= Contenance angloise =

Musical polyphonic style

The Contenance angloise, or English manner, a distinctive style of musical polyphony, developed in fifteenth-century England. It uses full, rich harmonies based on the third and sixth. It became highly influential in the fashionable Burgundian court of Philip the Good, and on European music of the era. Its leading proponent was John Dunstaple (c. 1390 – 1453), followed by Walter Frye and John Hothby (c. 1410 – 1487).

==Origins of the term==
The phrase Contenance Angloise was coined by Martin le Franc in 1441–42, in a poem dedicated to Duke Philip the Good of Burgundy (1396–1467) to describe the era's distinctive musical style. Le Franc mentioned English composer John Dunstaple (c. 1390–1453) as the key figure and a major influence on the Burgundian composers Guillaume Dufay and Gilles Binchois.

==Characteristics==
It is not clear exactly what Martin le Franc saw as the elements of the Contenance Angloise. Musicologists have noted the style as a distinctive form of melodic polyphony using full, rich harmonies based on the third and sixth, which may have made lyrics easier to articulate.

==Major composers==
Although nearly all of Dunstaple's manuscript music in England was lost during the Dissolution of the Monasteries (1536–1540), some of his works have been reconstructed from copies found in continental Europe (particularly Italy), the existence of which indicates his widespread fame in Europe. He may have been the first composer to provide liturgical music with an instrumental accompaniment.

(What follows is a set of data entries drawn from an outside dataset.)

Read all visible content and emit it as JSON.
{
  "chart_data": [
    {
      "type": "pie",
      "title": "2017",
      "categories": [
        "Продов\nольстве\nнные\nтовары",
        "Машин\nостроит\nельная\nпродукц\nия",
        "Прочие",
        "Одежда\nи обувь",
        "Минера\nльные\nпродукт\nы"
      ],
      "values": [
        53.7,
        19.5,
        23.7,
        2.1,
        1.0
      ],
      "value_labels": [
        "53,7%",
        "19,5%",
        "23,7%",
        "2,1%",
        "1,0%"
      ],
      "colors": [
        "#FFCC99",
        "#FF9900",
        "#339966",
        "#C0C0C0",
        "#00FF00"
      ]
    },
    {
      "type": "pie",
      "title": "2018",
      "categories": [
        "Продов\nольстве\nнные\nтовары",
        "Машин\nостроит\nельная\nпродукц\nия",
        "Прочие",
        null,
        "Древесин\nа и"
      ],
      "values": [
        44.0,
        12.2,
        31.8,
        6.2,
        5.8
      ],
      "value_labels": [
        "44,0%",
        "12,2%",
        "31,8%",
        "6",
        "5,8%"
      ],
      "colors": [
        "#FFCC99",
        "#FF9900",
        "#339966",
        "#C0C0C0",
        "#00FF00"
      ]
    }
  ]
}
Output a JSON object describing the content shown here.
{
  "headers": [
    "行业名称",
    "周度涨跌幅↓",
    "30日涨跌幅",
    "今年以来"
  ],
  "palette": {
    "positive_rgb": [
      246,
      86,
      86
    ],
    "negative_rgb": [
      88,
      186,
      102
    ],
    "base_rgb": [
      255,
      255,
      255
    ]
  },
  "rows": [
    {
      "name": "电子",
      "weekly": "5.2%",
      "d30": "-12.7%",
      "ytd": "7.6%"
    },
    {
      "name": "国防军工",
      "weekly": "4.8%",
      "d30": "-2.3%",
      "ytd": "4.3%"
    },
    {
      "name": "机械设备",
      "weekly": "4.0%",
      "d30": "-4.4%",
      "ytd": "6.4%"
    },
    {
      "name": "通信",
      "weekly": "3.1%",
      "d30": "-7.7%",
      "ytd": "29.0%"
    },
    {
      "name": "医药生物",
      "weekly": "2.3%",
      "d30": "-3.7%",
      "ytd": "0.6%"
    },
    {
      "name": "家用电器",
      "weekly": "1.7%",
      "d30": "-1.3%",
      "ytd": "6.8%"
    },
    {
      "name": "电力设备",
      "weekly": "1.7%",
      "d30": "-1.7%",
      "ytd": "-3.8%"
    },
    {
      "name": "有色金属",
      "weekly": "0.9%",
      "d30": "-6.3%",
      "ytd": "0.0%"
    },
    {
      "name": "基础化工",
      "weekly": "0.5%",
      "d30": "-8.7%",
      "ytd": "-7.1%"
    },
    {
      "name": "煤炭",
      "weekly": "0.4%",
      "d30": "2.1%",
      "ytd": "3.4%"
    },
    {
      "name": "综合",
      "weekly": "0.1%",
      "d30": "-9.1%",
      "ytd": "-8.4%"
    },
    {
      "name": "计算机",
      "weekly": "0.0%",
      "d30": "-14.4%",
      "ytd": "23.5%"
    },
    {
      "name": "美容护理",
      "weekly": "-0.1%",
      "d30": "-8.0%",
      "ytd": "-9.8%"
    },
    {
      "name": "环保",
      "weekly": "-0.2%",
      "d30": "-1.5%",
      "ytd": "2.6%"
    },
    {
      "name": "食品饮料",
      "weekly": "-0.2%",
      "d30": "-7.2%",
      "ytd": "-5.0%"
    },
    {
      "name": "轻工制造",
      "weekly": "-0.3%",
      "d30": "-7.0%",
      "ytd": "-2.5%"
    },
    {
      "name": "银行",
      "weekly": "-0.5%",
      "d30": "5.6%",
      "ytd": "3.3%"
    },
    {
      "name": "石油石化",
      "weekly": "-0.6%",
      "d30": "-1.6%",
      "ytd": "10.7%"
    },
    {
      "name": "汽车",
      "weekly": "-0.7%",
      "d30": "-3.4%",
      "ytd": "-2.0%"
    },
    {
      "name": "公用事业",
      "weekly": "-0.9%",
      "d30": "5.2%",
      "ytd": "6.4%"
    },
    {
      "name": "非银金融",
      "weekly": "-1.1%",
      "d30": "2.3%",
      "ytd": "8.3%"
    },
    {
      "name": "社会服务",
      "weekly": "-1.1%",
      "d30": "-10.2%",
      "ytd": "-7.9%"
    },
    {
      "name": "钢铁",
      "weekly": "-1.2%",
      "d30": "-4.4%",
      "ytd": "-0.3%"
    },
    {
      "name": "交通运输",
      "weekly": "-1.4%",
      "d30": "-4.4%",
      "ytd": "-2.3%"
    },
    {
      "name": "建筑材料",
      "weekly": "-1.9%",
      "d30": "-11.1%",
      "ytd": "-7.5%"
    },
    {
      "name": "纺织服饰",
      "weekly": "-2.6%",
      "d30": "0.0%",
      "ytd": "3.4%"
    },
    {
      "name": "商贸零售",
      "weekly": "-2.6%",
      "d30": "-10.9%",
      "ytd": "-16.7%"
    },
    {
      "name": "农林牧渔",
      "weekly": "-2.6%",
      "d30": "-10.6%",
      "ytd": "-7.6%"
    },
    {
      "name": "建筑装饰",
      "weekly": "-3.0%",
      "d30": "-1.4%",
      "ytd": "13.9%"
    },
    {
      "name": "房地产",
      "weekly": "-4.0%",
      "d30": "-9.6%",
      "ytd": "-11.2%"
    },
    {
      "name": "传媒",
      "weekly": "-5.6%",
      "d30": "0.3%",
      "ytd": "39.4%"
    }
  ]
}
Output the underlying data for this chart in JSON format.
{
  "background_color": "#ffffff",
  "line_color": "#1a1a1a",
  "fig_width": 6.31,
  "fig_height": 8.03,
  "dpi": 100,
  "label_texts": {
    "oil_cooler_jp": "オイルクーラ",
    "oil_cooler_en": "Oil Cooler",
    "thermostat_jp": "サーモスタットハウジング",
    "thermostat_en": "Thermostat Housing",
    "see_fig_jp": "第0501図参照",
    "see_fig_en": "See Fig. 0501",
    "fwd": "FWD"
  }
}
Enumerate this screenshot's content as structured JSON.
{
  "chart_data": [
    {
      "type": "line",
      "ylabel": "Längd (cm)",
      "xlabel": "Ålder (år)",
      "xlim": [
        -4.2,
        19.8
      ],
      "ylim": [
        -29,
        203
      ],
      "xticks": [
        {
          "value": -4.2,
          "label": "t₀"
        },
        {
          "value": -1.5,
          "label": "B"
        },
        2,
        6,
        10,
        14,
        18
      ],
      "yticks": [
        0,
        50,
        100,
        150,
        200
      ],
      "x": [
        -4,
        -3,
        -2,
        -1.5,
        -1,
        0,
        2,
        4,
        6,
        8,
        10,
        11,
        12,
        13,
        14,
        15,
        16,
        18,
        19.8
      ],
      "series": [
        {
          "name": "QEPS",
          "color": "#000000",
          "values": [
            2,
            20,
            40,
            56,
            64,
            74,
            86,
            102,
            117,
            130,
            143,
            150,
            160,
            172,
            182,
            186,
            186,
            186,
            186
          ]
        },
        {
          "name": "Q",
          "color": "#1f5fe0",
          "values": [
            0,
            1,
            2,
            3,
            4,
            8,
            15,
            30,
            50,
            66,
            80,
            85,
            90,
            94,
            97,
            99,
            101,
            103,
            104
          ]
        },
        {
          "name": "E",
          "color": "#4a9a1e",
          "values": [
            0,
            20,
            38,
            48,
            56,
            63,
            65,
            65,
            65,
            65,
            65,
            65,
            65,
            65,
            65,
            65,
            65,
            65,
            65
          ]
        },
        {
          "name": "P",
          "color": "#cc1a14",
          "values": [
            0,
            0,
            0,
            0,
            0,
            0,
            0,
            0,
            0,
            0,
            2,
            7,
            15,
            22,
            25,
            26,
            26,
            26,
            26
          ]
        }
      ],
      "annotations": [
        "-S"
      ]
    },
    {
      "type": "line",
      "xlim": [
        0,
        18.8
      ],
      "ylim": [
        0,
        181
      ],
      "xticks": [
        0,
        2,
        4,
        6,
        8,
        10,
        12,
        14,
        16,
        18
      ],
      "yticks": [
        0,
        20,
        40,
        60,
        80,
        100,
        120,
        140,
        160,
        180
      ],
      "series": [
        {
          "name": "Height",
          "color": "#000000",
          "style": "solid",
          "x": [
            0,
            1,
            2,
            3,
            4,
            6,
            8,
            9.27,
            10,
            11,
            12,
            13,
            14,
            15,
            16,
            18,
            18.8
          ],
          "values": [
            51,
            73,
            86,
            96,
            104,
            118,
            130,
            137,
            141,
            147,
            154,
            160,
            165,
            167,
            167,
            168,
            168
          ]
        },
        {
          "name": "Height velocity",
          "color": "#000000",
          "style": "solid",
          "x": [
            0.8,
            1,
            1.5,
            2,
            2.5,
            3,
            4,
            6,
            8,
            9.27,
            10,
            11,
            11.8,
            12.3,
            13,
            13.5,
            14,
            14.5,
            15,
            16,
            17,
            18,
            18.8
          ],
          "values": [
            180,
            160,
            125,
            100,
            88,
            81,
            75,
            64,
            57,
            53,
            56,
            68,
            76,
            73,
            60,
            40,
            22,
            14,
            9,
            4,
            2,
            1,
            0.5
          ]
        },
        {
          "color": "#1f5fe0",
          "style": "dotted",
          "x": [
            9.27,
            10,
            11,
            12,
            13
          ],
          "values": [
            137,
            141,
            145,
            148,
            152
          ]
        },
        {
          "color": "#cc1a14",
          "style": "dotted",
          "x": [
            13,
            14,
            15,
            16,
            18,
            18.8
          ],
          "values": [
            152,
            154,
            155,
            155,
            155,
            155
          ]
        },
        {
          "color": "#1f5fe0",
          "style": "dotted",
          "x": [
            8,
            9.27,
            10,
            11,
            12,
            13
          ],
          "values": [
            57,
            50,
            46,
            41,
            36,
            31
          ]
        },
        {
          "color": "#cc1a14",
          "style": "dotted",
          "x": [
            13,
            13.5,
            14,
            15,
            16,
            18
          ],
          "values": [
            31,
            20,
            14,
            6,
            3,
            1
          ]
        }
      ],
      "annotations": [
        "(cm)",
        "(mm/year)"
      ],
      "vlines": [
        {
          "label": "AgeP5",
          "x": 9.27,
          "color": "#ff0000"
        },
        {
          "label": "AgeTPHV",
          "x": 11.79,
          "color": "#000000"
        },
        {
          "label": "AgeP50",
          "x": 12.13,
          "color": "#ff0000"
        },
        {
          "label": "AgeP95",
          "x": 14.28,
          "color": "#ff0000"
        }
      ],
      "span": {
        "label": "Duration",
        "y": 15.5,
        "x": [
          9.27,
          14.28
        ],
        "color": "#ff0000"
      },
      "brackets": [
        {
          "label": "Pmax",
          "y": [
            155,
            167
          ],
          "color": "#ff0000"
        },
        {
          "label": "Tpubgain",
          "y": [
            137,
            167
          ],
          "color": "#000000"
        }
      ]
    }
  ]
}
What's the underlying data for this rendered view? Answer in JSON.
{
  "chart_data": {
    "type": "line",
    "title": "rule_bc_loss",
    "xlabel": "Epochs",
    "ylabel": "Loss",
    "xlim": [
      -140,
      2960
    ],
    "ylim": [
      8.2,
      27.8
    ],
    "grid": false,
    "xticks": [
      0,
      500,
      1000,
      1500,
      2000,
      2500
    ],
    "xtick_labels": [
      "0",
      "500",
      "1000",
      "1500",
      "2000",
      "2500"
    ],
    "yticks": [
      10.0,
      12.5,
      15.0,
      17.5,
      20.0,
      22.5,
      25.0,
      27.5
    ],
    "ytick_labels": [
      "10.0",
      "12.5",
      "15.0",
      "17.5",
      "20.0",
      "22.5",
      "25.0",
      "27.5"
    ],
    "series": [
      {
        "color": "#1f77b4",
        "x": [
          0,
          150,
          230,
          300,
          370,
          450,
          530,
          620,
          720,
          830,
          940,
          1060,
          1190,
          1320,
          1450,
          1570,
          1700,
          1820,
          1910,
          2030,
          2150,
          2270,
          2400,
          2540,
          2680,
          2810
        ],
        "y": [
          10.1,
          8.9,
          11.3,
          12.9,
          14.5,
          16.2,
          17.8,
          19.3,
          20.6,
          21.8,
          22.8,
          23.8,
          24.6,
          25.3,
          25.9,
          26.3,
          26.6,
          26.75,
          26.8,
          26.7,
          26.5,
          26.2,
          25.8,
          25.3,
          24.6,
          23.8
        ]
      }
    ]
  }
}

This tradition was continued by figures such as:

- Walter Frye (c. 1420-1475), whose masses were recorded and highly influential in France and the Netherlands
- John Hothby (c. 1410-1487), an English Carmelite friar who travelled widely, composed occasionally, and wrote several theoretical treatises including La Calliopea legale; he is also credited with introducing innovations to the medieval pitch system

==Decline==
The influence of English composers on the continent seems to have declined towards the end of the fifteenth century when, having lost their major possessions in France, and entering the Wars of the Roses, they may have been preoccupied with domestic matters. Franco-Flemish music then became the dominant force in European music and the Tudor votive style began to develop in England.